Now work is underway on a masterplan which will look at transforming the area. Crucially, there is no money yet to actually do any work but Sheffield Council has received a government grant to create the masterplan.

In 1955 work began on Gleadless Valley housing estate. Sheffield Council bought up farmland and over the next seven years built homes for 17,000 people.

The neighbourhood now has a mix of maisonettes, tower blocks, elderly complexes and traditional semis and housing is still seen a crucial to revitalising the area.

Reach South Sheffield, a charity based on Blackstock Road, helps local people gain skills, secure employment, promotes healthier lifestyle choices and works to reduce isolation.

Steve Rundell, chief executive of Reach, said: “Improving the housing stock is really important. Eight to ten years ago the council and Sheffield Homes did a lot improvements but in spite of that, there is still a lot of poor quality housing. Some of it is just cosmetic but a lot of maisonettes have stairs which are no good for older people,

“There also definitely needs to be improvements to the green environment. We have a huge amount of green spaces with an ancient woodland and meadow but they are not looked after. There is no sense of ownership from local people and there is fly tipping.”

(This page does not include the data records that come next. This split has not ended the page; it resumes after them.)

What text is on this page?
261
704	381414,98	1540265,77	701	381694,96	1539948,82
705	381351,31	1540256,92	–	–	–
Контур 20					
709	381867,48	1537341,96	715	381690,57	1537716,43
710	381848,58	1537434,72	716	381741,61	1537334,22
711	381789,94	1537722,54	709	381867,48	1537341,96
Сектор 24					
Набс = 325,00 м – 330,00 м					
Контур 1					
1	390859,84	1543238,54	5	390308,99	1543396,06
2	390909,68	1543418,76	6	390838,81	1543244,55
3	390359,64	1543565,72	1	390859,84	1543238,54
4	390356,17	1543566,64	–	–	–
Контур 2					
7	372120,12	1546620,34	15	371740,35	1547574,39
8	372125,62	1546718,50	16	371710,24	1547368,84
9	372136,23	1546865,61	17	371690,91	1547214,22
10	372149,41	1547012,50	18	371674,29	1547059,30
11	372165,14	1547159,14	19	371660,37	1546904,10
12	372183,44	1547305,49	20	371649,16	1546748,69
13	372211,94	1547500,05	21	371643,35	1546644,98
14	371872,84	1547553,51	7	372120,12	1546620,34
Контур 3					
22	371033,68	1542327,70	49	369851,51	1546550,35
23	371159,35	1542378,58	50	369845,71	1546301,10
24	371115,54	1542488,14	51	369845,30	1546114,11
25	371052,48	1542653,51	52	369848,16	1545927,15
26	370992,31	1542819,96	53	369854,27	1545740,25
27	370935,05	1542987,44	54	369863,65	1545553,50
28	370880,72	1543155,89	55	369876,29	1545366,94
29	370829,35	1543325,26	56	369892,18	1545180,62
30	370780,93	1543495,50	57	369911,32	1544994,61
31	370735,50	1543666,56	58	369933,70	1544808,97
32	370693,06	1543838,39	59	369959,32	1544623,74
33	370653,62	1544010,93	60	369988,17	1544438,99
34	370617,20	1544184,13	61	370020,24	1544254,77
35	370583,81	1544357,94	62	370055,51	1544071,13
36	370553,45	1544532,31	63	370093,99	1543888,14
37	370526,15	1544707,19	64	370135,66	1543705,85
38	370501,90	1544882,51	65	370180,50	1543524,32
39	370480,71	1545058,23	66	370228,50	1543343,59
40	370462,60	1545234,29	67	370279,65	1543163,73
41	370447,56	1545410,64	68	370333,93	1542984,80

Steve says people are at the heart of Gleadless Valley and the masterplan must look at social activities and isolation along with bricks and mortar.

“For me, one thing that has been missed is the range of activities that we need in the community to cater for an aging population as well as young people,” he said.

“There’s not a huge amount to do here. In order to tackle the real issues with isolation and loneliness we need to a lot more happening to pull people out of their homes. We need more activities that promote health and wellbeing.”